シャイアン:とても楽しいです。標的を撃つ時に息を落ち着かせて集中するので、とてもリラックスできるんです。それに、射撃は競争が激しいスポーツで、男子を負かすこともできる。射撃で負けるのは嫌ですね。

コナーにはいつ教え始めたんですか?

ダン:去年、コナーが7歳の時です。シャイアンに初めて教えたのは6歳でしたが、女の子は男の子よりも精神的な成長が早いので。いつも「銃が教えるのに適切な年齢は何歳ですか?」とよく聞かれます。これはみんなが聞いてくる質問です。でも、適切な年齢などありません。子供はそれぞれ違いますので。

「ショットガンに近づかない方がいい大人もいる」

ダン:銃のインストラクターをしていた時にはずいぶんな数の人に銃の使い方を教えました。その中にはショットガンに近づかない方がいいという大人も見てきました。ですから、一律な年齢などありません。それぞれの子供がどれだけ精神的に成長しているか、どれだけ操作できるかによります。

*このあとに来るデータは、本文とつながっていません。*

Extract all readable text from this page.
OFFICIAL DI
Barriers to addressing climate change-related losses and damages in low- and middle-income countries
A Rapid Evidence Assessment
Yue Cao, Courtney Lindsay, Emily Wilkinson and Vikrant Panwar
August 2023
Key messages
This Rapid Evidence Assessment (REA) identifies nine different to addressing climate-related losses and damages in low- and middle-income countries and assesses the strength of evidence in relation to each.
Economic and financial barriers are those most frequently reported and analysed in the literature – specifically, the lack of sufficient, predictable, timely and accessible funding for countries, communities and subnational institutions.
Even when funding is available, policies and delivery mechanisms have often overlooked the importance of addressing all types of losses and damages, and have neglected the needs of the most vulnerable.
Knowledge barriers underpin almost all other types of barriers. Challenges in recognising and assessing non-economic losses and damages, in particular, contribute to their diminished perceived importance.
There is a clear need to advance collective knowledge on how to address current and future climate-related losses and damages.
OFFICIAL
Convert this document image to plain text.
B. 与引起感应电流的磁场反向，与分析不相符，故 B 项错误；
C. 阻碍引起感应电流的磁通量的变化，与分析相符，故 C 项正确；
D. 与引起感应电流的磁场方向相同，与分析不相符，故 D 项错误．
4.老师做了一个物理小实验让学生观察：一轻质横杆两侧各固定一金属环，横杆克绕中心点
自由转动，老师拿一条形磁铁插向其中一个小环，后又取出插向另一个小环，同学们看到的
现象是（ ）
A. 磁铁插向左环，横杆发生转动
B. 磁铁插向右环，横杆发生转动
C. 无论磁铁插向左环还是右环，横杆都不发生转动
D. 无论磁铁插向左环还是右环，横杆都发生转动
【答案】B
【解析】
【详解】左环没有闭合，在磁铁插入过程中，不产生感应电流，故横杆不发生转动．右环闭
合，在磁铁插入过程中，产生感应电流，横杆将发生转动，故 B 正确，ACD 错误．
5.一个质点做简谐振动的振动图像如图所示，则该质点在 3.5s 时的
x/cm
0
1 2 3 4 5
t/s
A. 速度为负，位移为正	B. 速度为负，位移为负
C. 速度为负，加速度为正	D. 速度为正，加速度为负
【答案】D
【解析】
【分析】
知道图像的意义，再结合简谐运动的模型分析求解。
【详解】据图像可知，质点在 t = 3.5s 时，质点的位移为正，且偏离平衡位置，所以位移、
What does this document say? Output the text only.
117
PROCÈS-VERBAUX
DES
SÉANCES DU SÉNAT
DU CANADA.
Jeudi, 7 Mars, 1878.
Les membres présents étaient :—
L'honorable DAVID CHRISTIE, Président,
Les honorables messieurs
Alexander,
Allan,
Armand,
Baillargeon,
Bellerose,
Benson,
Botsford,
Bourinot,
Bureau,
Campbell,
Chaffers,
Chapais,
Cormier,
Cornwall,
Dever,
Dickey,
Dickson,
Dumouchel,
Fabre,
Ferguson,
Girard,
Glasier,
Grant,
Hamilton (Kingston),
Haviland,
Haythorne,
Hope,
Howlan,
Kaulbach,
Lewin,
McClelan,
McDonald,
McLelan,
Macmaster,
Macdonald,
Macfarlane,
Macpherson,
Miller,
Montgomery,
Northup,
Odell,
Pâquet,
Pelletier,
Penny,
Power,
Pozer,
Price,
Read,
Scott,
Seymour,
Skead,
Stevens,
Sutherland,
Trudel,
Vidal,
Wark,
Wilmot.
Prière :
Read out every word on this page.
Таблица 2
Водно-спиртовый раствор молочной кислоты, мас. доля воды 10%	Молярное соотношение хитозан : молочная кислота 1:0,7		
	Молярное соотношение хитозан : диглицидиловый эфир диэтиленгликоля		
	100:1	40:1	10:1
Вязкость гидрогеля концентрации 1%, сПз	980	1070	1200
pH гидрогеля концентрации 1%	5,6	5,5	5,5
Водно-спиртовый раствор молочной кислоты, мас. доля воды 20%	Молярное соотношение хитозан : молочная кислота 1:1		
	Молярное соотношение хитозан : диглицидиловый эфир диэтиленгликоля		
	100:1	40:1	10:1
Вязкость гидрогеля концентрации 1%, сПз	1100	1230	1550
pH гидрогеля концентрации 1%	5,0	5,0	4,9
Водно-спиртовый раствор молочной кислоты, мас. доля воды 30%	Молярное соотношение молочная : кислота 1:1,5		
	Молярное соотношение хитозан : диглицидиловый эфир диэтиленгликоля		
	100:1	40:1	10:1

シャイアンの夢は全米選手権での優勝(写真:Retsu Motoyoshi)
シャイアンの夢は全米選手権での優勝(写真:Retsu Motoyoshi)

今もシャイアンを教えている?

ダン:シャイアンをコーチしたいというプロ射撃選手が何人かこの地域に住んでいるので、昨年、テキサス州からサウスカロライナ州に引っ越してきました。今は彼らがシャイアンを指導しています。できる範囲で教えてきましたが、彼女の成長を抑えるようなことはしたくありませんので。シャイアンには全米選手権で優勝するという夢がありますから。